Transparansi biaya kampanye memang sudah mulai dilakukan walau belum sempurna. Tetapi kalau melihat ke pendanaan partai politik (parpol) belum terlihat adanya upaya untuk menegakkan transparansi.

Padahal parpol adalah kendaraan untuk menjadi pejabat publik. Jika boleh  malah bisa dikatakan pabriknya politisi yang akan mengisi jabatan DPR, DPRD, Gubernur, Bupati, Walikota sampai Presiden.

Jika pabrik politisi ini kotor maka apakah bisa diharapkan akan menghasilkan produk yang bersih dan berkualitas? Kemungkinan kecil!

Mungkin sudah saatnya parpol diperlakukan sebagai lembaga publik yang setiap tahun diaudit oleh auditor independen keuangannya. Terlebih jika parpol sudah mendapatkan dana bantuan negara, mungkin malah harus diaudit BPK.

Silakan jika pengusaha besar seperti Prabowo, Surya Paloh, Harry Tanuwijaya, dan lainnya ingin menyumbang dana untuk pengembangan partai mereka. Asalkan semua transparan, dari mana dana itu berasal. Jika dari usaha mereka, ya silakan.

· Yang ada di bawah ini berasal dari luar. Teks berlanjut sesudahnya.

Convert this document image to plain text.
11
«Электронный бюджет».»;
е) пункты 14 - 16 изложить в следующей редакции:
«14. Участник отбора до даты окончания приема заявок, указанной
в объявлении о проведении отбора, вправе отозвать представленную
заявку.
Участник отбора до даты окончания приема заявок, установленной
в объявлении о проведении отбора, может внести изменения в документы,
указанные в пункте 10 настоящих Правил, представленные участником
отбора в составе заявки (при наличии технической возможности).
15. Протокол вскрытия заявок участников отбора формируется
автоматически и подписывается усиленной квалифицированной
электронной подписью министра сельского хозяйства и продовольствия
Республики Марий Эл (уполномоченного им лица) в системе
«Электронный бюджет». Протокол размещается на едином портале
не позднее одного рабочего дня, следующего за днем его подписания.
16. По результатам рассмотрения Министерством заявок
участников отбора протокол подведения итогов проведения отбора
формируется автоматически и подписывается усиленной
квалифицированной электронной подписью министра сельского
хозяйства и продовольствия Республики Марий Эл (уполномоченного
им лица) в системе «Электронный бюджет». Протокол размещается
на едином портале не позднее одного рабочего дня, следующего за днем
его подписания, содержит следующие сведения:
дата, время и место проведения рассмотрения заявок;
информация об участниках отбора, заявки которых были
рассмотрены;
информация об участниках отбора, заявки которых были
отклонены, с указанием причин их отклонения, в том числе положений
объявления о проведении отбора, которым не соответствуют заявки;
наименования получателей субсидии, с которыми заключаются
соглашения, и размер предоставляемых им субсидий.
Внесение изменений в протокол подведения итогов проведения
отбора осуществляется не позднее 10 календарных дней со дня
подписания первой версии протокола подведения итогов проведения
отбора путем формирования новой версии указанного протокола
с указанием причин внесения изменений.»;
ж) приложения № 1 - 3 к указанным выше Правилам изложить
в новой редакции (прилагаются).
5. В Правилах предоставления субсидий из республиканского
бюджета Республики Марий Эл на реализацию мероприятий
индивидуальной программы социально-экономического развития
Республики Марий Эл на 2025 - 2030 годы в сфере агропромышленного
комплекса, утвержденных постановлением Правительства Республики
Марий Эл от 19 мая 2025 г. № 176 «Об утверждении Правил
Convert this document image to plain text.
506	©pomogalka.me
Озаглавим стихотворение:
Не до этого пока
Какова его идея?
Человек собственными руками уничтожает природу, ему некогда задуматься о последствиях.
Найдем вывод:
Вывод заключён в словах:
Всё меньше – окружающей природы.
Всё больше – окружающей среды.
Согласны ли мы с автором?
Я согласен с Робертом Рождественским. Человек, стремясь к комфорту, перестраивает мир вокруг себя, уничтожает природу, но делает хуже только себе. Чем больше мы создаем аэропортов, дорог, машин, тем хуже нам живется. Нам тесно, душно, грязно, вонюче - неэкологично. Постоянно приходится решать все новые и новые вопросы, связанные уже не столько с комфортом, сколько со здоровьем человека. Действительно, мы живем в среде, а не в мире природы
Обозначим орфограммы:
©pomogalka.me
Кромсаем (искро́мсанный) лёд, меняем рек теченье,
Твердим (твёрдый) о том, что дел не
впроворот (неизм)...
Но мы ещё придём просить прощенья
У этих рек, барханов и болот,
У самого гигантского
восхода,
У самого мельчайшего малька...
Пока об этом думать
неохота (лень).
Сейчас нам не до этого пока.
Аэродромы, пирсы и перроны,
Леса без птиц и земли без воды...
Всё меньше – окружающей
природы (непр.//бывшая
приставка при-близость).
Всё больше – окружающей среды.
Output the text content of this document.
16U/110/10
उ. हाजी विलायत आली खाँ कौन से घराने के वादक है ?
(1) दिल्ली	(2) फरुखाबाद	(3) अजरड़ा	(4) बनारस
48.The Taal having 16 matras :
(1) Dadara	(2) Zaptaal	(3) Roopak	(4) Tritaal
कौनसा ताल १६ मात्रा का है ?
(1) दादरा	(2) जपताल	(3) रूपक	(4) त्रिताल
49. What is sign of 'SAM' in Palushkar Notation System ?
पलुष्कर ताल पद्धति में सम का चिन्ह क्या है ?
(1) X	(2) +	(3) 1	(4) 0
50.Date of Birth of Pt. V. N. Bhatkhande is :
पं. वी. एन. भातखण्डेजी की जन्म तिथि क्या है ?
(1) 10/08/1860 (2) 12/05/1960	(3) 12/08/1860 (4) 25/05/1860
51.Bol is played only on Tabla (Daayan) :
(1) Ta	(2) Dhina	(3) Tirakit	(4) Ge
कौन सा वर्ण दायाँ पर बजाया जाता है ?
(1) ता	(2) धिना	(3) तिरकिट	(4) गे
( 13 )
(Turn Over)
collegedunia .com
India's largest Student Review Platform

Mungkin juga bisa mencontoh politikus Amerika Serikat, mengumpulkan dana kampanye melalui acara makan malam yang bisa berbiaya mulai dari ratusan dolar per orang sampai puluhan ribu dolar.

Penyalahgunaan dana kampanye di Amerika Serikat bisa dihukum cukup berat. Seperti ketika kampanye Presiden Obama 2008 didenda sebesar USD 375 ribu hanya karena tidak menyerahkan laporan keuangan.

Semua dana masuk dan keluar harus tercatat rapi dan dibuka ke publik.

Hal ini demi agar pejabat publik terpilih tidak dijadikan sapi perahan dan akhirnya korupsi. Seperti ketika parpol disebut menerima uang korupsi e-KTP oleh Jaksa Irene Putrie dalam sidang dakwaan Irman dan Sugiharto di Pengadilan Tipikor, 9 Maret 2017.

Walau mungkin lebih banyak korupsi yang dilakukan karena serakah.

Mungkinkah ini terjadi?

Gubrak, plak! Suara tubuh saya terjatuh dan tangan saya bertemu jidat. Sedang bermimpi di siang bolong ternyata.